ショーファーカーといえばその会社のフラッグシップともみなされるほどのクルマ。長い間モデルチェンジをしなかったり、センチュリーやプレジデントの対抗馬として秋篠宮家で使用されたり、最後には日産のOEMモデルとして販売されたり……。そんな数奇な運命を辿った三菱の高級車を振り返る。
文:小鮒 康一/写真:三菱、日産、ベストカーWeb編集部
【画像ギャラリー】まさに流転・波瀾万丈!? 三菱 デボネア・プラウディア・ディグニティの数奇な運命(20枚)画像ギャラリー走るシーラカンス? 不遇の名車デボネア
現在はSUVモデルを中心とするラインナップでコアなファンを獲得している三菱だが、センチュリーやプレジデントが登場するよりも早い1964年に、ショーファードリブンとしても供されるフラッグシップセダンのデボネアをリリースした歴史があった。
そんな初代デボネアはその後、22年もの間フルモデルチェンジをすることなく販売が続けられたことで、走るシーラカンスなどという不名誉な愛称をつけられてしまうこともあったが、その後は1999年まで3世代に渡ってそのポジションを守り続けてきた。

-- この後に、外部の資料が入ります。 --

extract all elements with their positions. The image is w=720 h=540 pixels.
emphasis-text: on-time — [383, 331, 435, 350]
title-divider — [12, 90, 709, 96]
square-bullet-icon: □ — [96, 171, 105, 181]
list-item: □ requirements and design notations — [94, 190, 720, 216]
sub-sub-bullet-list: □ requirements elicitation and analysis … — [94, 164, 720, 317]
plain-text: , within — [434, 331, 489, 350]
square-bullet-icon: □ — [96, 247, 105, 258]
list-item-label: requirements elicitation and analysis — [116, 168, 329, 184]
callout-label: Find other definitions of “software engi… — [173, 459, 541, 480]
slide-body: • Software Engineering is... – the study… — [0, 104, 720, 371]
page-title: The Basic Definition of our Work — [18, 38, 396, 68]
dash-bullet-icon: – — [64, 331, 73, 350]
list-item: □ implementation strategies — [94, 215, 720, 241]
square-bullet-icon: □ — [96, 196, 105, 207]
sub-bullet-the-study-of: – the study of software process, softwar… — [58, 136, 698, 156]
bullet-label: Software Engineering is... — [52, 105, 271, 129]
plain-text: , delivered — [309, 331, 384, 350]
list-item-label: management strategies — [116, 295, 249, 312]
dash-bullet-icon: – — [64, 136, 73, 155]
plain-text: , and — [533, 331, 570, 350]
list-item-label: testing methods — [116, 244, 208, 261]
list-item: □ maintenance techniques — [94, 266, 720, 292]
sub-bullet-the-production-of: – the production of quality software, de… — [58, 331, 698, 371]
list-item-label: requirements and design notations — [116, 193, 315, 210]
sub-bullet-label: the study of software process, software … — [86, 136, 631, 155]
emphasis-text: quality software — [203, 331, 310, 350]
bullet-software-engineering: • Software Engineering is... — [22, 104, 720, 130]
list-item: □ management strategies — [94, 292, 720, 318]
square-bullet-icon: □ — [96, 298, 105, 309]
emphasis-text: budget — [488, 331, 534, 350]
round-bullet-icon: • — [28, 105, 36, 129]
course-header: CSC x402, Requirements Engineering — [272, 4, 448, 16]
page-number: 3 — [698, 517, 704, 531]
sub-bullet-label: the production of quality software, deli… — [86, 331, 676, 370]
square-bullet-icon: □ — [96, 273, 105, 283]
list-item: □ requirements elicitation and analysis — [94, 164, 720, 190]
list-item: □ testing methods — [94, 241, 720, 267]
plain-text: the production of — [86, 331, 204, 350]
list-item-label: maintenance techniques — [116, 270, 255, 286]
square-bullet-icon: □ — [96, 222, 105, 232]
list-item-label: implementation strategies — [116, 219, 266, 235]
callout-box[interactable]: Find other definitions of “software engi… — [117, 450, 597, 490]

デボネアの後継車種として登場したプラウディア/ディグニティ
デボネアは1986年に登場した2代目モデルからスペースユーティリティに優れる前輪駆動レイアウトを採用していたが、その後継車種として1999年に登場したプラウディアも引き続き前輪駆動レイアウトを踏襲。
そしてそのプラウディアのリムジン版として同じタイミングで登場したディグニティは、当時同クラスで最大の室内長を誇るなど、ショーファードリブンとして求められる要素はしっかり確保していた。
しかし、発表直後に三菱のリコール隠し問題が明るみになったこともあって、プラウディア/ディグニティは登場からわずか1年ちょっとで終売となり、三菱の高級セダンはしばらく空席となってしまう。
そこから10年以上の時間が経過した2012年7月に、再びフラッグシップセダンとしてプラウディア/ディグニティが復活することとなるのだが、この2代目モデルは三菱製の車両ではなく、日産からフーガ/シーマをOEMモデルとして供給を受けて販売されるものとなっていた。
異例のフラッグシップではあるが……
三菱の最上級モデルとなったディグニティはシーマの最上級グレードと同様の装備を持ち、840万円という車両本体価格は当時の三菱で最高額となるもの。
ある意味メーカーの顔とも言えるフラッグシップモデルをOEMモデルとするのはあまり例のないケースと言えるが、当時はすでにセダンの需要は縮小しており、ほぼ三菱グループの役員専用車となりつつあるモデルを単独で開発するのは割に合わないというのが正直なところ。
実際、ディグニティの初年度の年間販売目標(月間ではない)は50台となっており、2016年の終売までの合計販売台数も200台ちょっとという結果となっているため、OEMで賄ったのは妥当な判断と言えるだろう。
ただ個人的にはフーガ/シーマのグリルよりも、プラウディア/ディグニティの縦型グリルの方が高級感があり、車両にマッチしていた印象があり、OEMモデルではあるものの、しっかり“らしさ”を演出できていたと思うのだ。